• Anasayfa
  • Favorilere Ekle
  • Site Haritası
Kur'an İncelemeleri

 
Site Menüsü

46Vakıa Suresi 24, 15-17, 23, 25-26




Mushafta Bozuntu Yapılan Ayetler

Vakıa Suresi 24, 15-17, 23, 25-26



24.Onlar, yaptıklarına karşılık olarak, 15.mücevherlerle işlenmiş tahtlar üzerindedirler.16.Karşılıklı onların üzerinde yaslanırlar. 17,23.Çevrelerinde, kaynağından doldurulmuş testiler, ibrikler, kadehler –ki ondan ne başları ağrıtılır, ne de akılları giderilir– beğendiklerinden meyveler, canlarının çektiğinden kuş eti ile; hiç büyütülmeyen çocuklar, saklı inciler gibi iri gözlüler dolaşırlar. 25.Orada boş söz, saçmalama ve günaha sokan şeyleri işitmezler. 26.Sadece söz olarak: “Selâm [sağlık, esenlik, mutluluk], selâm [sağlık, esenlik, mutluluk]!”


Not: Bu pasaj,  Resmi mushaftan farklı tertip edilmiştir.


Bu ayet gurubundaki bazı ifadelerin anlamları çarpıtılmış ve kadınların adeta erkeklere sunulan birer zevk objesi oldukları yönünde kanaatler oluşturulmuştur. Bu nedenle ilgili ayetler üzerinde yeteri kadar durmak ve anlamlarını dikkatlice incelemek gerekmektedir.

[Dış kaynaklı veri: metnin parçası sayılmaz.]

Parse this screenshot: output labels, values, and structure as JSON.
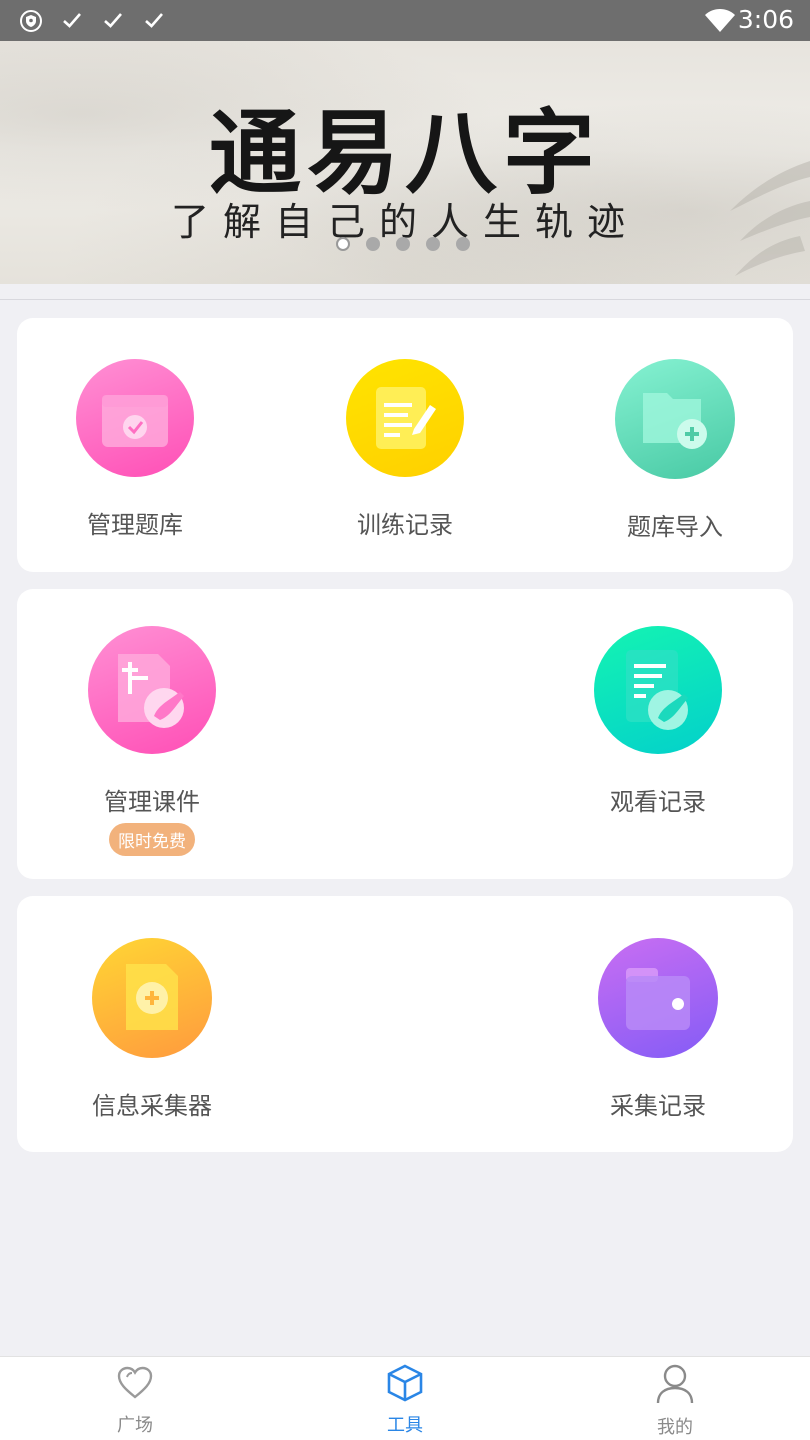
{
  "status_bar": {
    "time": "3:06",
    "left_icons": [
      "shield-icon",
      "check-icon",
      "check-icon",
      "check-icon"
    ],
    "right_icons": [
      "wifi-icon"
    ]
  },
  "banner": {
    "title": "通易八字",
    "subtitle": "了解自己的人生轨迹",
    "dots_count": 5,
    "active_dot": 0
  },
  "sections": [
    {
      "items": [
        {
          "label": "管理题库",
          "icon": "calendar-check-icon",
          "colors": [
            "#ff8ad0",
            "#ff4fb6"
          ]
        },
        {
          "label": "训练记录",
          "icon": "note-pen-icon",
          "colors": [
            "#ffe100",
            "#ffd200"
          ]
        },
        {
          "label": "题库导入",
          "icon": "folder-plus-icon",
          "colors": [
            "#7aefcb",
            "#4ecfa9"
          ]
        }
      ]
    },
    {
      "items": [
        {
          "label": "管理课件",
          "icon": "courseware-edit-icon",
          "badge": "限时免费",
          "colors": [
            "#ff8ad0",
            "#ff4fb6"
          ]
        },
        {
          "label": "观看记录",
          "icon": "document-edit-icon",
          "colors": [
            "#14f1b5",
            "#05d2c8"
          ]
        }
      ]
    },
    {
      "items": [
        {
          "label": "信息采集器",
          "icon": "file-plus-icon",
          "colors": [
            "#ffd23a",
            "#ff9b3d"
          ]
        },
        {
          "label": "采集记录",
          "icon": "wallet-folder-icon",
          "colors": [
            "#c466f0",
            "#8a5cf5"
          ]
        }
      ]
    }
  ],
  "bottom_nav": [
    {
      "label": "广场",
      "icon": "heart-icon",
      "active": false
    },
    {
      "label": "工具",
      "icon": "cube-icon",
      "active": true
    },
    {
      "label": "我的",
      "icon": "user-icon",
      "active": false
    }
  ],
  "colors": {
    "accent": "#2a86e6",
    "badge": "#f2b27c",
    "status_bar": "#6e6e6e",
    "page_bg": "#f0f0f4"
  }
}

Klâsik eserlere bakıldığında, Allah’ın erkeklere iltimas yaptığı ve kadınları ikinci sınıf insan olarak yarattığı şeklinde yanlış bir izlenim verdikleri görülmektedir. Oysa Kur’an’da böyle bir ayrımın, iltimasın yapıldığını düşündürecek herhangi bir anlam bulmak mümkün değildir. Dolayısıyla, erkek egemen kültürlerin penceresinden bakarak kadına düşük konumlar biçen dinî görüşler Kur’an’la özdeşleştirilmemeli, İslâm’a aykırı bu tür görüşler ihtiva eden meal ve tefsirlere de son derece ihtiyatla yaklaşılmalıdır. Ayetlerin anlamlarında çarpıtmalar bulunan bu tür eserleri, meal ve tefsir çalışması yapanların tümüyle erkek oluşuyla ilişkilendirmek mümkündür. Mümin kadınların bu alanda ortaya koyacakları çalışmalar, kadın konusundaki yanlış değerlendirmelerin tashih edilmesinde önemli yararlar sağlayacaktır.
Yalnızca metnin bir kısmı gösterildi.